Le héraut proclame le vainqueur, lui remet la palme prise au milieu du stade et qui est le prélude de la couronne. Les applaudissements et les acclamations enthousiastes éclatent de toutes parts. Mais la victoire n’est pas encore définitive. Il faut que tous les groupes de quatre coureurs partent successivement, puis on met aux prises les triomphateurs. Et l’heureux vainqueur parmi ces derniers est l’Olympionice par excellence et c’est lui qui donnera le nom à l’Olympiade.

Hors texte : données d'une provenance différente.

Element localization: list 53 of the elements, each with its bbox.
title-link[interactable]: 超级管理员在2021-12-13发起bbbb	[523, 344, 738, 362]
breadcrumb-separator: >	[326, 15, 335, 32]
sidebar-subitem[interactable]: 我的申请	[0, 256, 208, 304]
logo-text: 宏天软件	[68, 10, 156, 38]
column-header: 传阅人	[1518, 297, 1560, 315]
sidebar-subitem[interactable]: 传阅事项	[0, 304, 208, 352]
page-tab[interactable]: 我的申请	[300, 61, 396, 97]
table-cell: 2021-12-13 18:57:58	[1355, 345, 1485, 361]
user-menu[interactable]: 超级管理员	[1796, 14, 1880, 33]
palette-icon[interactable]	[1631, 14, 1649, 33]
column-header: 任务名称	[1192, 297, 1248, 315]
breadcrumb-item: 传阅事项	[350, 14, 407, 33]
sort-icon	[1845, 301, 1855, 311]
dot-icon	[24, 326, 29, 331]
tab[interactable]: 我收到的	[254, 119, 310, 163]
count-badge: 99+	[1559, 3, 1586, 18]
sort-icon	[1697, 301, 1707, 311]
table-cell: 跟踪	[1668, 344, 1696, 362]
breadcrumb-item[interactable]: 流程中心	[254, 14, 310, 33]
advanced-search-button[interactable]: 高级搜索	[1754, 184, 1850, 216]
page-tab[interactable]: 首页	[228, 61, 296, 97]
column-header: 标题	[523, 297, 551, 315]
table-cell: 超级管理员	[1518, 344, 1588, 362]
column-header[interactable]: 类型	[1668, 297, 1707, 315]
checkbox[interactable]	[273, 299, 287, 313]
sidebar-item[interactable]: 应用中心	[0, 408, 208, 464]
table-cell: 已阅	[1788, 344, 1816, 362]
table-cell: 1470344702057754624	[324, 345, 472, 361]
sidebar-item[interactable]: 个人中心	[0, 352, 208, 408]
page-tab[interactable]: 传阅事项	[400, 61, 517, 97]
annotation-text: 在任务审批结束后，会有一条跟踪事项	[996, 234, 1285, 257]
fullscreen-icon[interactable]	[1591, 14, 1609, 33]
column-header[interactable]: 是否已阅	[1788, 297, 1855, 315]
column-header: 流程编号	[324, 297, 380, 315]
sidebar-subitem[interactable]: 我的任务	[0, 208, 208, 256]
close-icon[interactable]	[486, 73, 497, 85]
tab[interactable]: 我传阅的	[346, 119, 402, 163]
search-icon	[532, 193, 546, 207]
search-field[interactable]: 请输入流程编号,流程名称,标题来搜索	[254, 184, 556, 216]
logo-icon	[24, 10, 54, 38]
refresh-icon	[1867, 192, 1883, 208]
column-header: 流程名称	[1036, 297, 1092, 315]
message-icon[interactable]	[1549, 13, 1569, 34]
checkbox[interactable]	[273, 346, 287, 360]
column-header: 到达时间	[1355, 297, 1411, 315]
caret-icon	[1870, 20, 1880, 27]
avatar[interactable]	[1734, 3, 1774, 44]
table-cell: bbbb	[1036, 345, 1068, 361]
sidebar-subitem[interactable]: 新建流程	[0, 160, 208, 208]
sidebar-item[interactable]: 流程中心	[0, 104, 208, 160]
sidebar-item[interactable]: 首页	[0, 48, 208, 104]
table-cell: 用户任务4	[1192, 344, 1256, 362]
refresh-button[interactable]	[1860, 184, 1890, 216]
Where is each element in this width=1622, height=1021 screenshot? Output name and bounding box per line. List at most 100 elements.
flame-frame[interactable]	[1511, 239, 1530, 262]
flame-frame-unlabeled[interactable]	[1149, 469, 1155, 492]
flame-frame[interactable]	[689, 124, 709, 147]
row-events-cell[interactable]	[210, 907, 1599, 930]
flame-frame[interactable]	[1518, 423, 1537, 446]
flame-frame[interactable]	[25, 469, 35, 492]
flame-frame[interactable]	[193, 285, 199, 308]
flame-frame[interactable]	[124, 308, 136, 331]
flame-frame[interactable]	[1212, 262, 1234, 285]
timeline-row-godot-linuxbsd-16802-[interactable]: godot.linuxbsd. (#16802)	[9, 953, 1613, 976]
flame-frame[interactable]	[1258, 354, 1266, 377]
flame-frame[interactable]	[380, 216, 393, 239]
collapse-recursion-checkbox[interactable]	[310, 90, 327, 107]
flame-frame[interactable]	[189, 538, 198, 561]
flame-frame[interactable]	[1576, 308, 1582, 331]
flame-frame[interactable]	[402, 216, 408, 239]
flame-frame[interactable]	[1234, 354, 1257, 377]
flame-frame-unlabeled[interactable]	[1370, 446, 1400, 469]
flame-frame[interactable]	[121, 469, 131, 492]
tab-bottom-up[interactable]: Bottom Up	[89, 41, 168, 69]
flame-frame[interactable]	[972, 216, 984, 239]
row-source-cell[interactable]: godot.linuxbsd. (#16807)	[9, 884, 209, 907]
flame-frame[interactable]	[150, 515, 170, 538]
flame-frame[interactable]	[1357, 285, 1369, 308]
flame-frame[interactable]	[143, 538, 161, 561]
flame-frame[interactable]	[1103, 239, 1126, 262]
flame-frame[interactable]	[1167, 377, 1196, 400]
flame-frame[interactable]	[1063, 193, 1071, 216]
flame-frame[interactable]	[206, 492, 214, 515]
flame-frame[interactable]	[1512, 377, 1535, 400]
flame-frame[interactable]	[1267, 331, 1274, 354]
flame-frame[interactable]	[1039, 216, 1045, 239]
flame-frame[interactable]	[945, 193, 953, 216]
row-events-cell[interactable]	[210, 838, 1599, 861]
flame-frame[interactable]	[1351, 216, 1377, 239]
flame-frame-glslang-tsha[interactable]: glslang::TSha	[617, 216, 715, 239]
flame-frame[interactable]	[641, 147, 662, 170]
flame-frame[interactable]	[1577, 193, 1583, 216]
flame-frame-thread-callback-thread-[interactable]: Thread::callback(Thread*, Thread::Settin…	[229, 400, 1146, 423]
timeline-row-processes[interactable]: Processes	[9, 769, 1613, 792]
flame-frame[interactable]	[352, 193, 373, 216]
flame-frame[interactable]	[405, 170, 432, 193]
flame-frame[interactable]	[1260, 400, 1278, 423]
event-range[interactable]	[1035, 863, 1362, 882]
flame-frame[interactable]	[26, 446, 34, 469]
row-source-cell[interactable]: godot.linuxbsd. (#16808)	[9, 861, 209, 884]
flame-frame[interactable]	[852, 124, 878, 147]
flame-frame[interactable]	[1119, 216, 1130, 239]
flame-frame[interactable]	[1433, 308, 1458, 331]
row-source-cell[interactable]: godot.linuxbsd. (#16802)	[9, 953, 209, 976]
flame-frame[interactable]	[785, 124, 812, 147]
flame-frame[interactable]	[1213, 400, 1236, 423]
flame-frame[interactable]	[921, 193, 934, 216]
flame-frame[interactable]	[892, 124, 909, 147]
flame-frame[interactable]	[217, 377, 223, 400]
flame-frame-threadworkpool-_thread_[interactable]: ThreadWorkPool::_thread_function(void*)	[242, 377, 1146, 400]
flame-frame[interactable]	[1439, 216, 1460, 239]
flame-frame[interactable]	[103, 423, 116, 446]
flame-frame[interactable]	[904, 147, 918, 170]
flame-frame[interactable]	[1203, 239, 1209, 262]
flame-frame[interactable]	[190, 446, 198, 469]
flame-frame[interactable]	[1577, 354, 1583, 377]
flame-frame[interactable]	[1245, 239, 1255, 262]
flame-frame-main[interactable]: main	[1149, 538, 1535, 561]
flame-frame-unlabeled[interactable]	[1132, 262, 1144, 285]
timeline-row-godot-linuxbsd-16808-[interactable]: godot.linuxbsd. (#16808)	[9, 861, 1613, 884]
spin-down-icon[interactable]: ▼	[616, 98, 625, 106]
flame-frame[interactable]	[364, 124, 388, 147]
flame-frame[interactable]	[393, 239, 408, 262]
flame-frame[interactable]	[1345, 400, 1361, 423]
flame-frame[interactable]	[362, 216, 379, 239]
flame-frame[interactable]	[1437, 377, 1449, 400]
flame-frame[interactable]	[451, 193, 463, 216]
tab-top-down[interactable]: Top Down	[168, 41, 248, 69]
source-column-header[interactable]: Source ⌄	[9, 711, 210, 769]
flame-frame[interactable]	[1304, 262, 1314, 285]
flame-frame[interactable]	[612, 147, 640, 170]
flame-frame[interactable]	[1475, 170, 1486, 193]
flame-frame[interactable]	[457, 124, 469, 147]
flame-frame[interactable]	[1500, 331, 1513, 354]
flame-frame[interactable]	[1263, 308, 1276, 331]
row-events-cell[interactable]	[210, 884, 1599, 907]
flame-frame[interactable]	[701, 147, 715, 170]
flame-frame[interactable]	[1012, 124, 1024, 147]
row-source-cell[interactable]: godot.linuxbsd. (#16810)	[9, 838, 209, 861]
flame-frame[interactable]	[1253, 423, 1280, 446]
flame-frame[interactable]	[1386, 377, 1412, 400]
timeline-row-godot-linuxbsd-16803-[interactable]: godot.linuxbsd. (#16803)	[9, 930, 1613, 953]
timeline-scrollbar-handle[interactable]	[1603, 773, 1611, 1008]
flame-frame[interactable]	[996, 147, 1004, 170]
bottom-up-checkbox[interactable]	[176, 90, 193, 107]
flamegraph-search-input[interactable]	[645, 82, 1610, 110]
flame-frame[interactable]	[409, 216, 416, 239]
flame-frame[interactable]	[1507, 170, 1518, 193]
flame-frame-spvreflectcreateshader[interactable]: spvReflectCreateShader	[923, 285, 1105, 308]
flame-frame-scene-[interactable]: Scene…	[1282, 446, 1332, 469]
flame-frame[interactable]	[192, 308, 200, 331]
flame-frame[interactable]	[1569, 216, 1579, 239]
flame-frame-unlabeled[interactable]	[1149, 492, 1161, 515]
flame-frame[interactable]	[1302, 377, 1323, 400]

Aussi, l’enthousiasme, les cris et les applaudissements frénétiques du peuple augmentent, se prolongent ; l’émotion, le délire s’emparent de la foule, lorsque les parents, les amis, les maîtres et les compatriotes du stradiodrome, ivres d’émotion et de joie le soulèvent sur leurs épaules pour le montrer aux assistants qui l’applaudissent de nouveau et le couvrent de fleurs !… Quelques sifflets se font entendre, mais ils sont promptement étouffés : on sait que c’est la jalousie des villes rivales de celle qui a donné le jour au vainqueur qui les a suscités !

La course finie, on procède aux jeux du saut et du disque. Les jours suivants, d’autres athlètes seront appelés à parcourir le diaule et le dolique.


Le Saut.

« Voyez, dit notre guide, les athlètes de saut qui se précipitent au son de la trompette dans la carrière, tenant en leurs mains des contre-poids ou haltères qui facilitent les moyens de franchir un plus grand espace.